The long-serving A&E exec says she “doesn’t usually want” formats that have worked for other channels – “if someone’s done it, we’re not chasing it” – but she made exceptions for Brinkworth Films’ The Accused, which aired on Channel 5 in the UK, and Optomen’s BBC2 series Employable Me.
Brinkworth will produce an 8 x 60-minute series that follows an accused defendant who maintains their innocence as they go through the US justice system, while Optomen’s Employable Me will follow disabled job-seekers as they look for work.
“Both are close-ended formats, which is not the trend in the US right now,” says Frontain Bryant. “Trying to find something that is close-ended is always a head-scratcher, and these shows were exciting to see.”
Frontain Bryant, who sends a development exec to the UK once a year to meet with indies, says she has “never seen anything in the US” like The Accused.
“We gave Brinkworth Films casting and feasibility money for development to see if they could get it in with the legal system in the US – and they did.”
Meanwhile, Employable Me tapped into a “zeitgeist” around people with disabilities who are “newly appreciated” in certain societies.

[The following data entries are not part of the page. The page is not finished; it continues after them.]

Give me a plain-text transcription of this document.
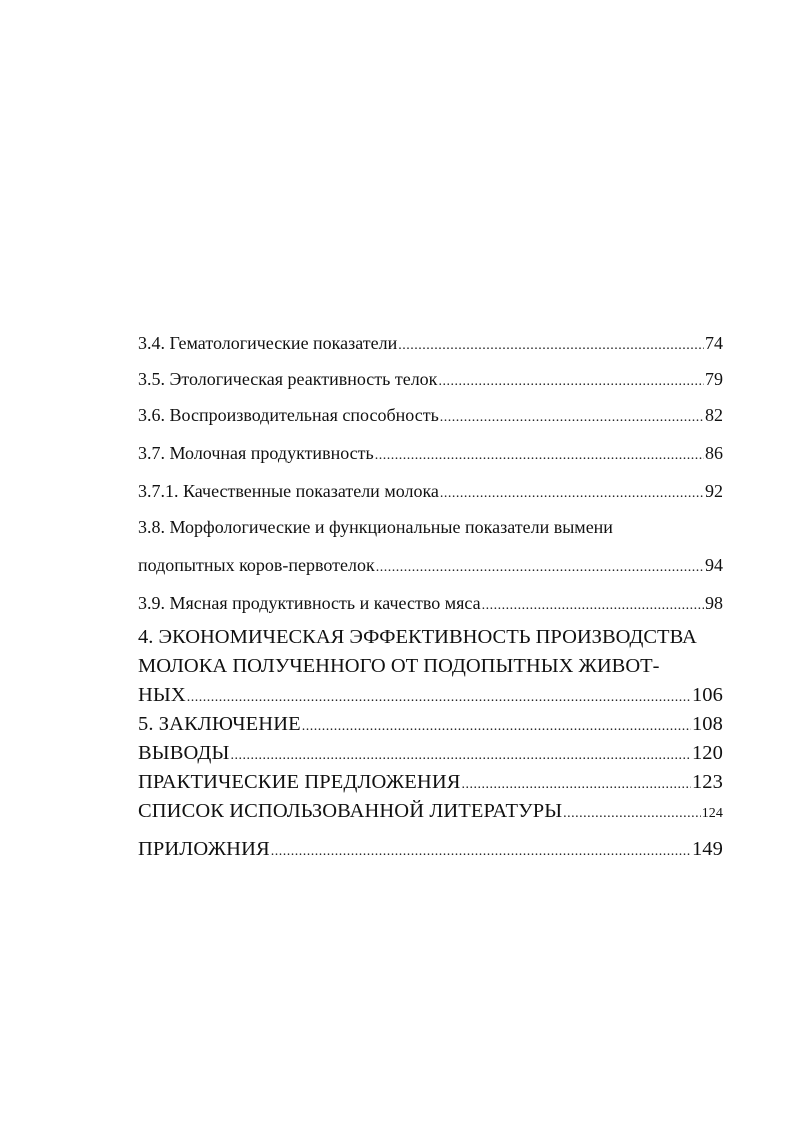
3.4. Гематологические показатели .....	74
3.5. Этологическая реактивность телок .....	79
3.6. Воспроизводительная способность .....	82
3.7. Молочная продуктивность .....	86
3.7.1. Качественные показатели молока .....	92
3.8. Морфологические и функциональные показатели вымени
подопытных коров-первотелок .....	94
3.9. Мясная продуктивность и качество мяса .....	98
4. ЭКОНОМИЧЕСКАЯ ЭФФЕКТИВНОСТЬ ПРОИЗВОДСТВА
МОЛОКА ПОЛУЧЕННОГО ОТ ПОДОПЫТНЫХ ЖИВОТ-
НЫХ .....	106
5. ЗАКЛЮЧЕНИЕ .....	108
ВЫВОДЫ .....	120
ПРАКТИЧЕСКИЕ ПРЕДЛОЖЕНИЯ .....	123
СПИСОК ИСПОЛЬЗОВАННОЙ ЛИТЕРАТУРЫ .....	124
ПРИЛОЖНИЯ .....	149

The show is a natural companion to A&E’s Emmy-winning docuseries Born This Way, produced by Bunim/Murray Productions, which follows seven Americans with Down’s Syndrome.
“That show began changing the conversation in the US and we are hoping Employable Me will get people talking a bit more,” she notes.
Frontain Bryant is keen to widen the network’s remit from the “brave, social-driven shows” that have become its trademark in recent years, such as Live PD, Undercover High and 60 Days In – many of which have live or undercover elements.
“The beauty of A&E is that we are a general entertainment channel… The bars for us are quality and cultural relevance”
Elaine Frontain Bryant, A&E
This Time Next Year indie Twofour has optioned Live PD for the UK, while Pulse Films is understood to be developing 60 Days In for Channel 4.
“I don’t think undercover is mandatory for taking the pulse of culture,” she says. “It has been fantastic focusing on prisons and high school, and we do have a few more things in development, but it does not always have to be undercover for us to discuss what’s going on.
“The beauty of A&E is that we are a general entertainment channel,” she says of the network that aired Duck Dynasty for 11 series until its finale in March 2017.
“There was a time when Paranormal was one of our biggest shows as well, and we used to do a lot of docu-soap and celebrity. Now, we are open. The bars for us are quality and cultural relevance.”
Frontain Bryant recently greenlit Renegade 83’s Many Sides Of Jane (6 x 60 minutes), which will follow a 28-year-old woman with Dissociative Identity Disorder, better known as multiple personality disorder, documenting her quest to understand her illness.
Also lined up is IPC’s Lost For Life (8 x 60 minutes), which will examine criminal cases in which juvenile offenders who have been given mandatory life sentences without parole get a chance to plead their cases.
Meanwhile, A&E has signed on for a third series of Emmy-winning Leah Remini: Scientology And The Aftermath.
While 99% of the channel’s programming is original, Frontain Bryant says it will acquire more films later this year – a new strategy that has been adopted because “repeats are trending downward”.
He priorities are to rejuvenate older “North Star brands”, such as GRB’s Intervention. Series 18 of the show, focusing on a neighbourhood struck by the US opioid crisis, was serialised – a first for the show.
“I get excited when we find a new way of reinvigorating franchises that have worked for a long time, and can invite a new audience in,” she says.
Meanwhile, series 17 of ITV Entertainment-produced The First 48, which examines the first 48 hours of a homicide investigation, will for the first time feature OJ Simpson prosecutor Marcia Clark. She will host the show and revisit the first two days of headline-making US cases.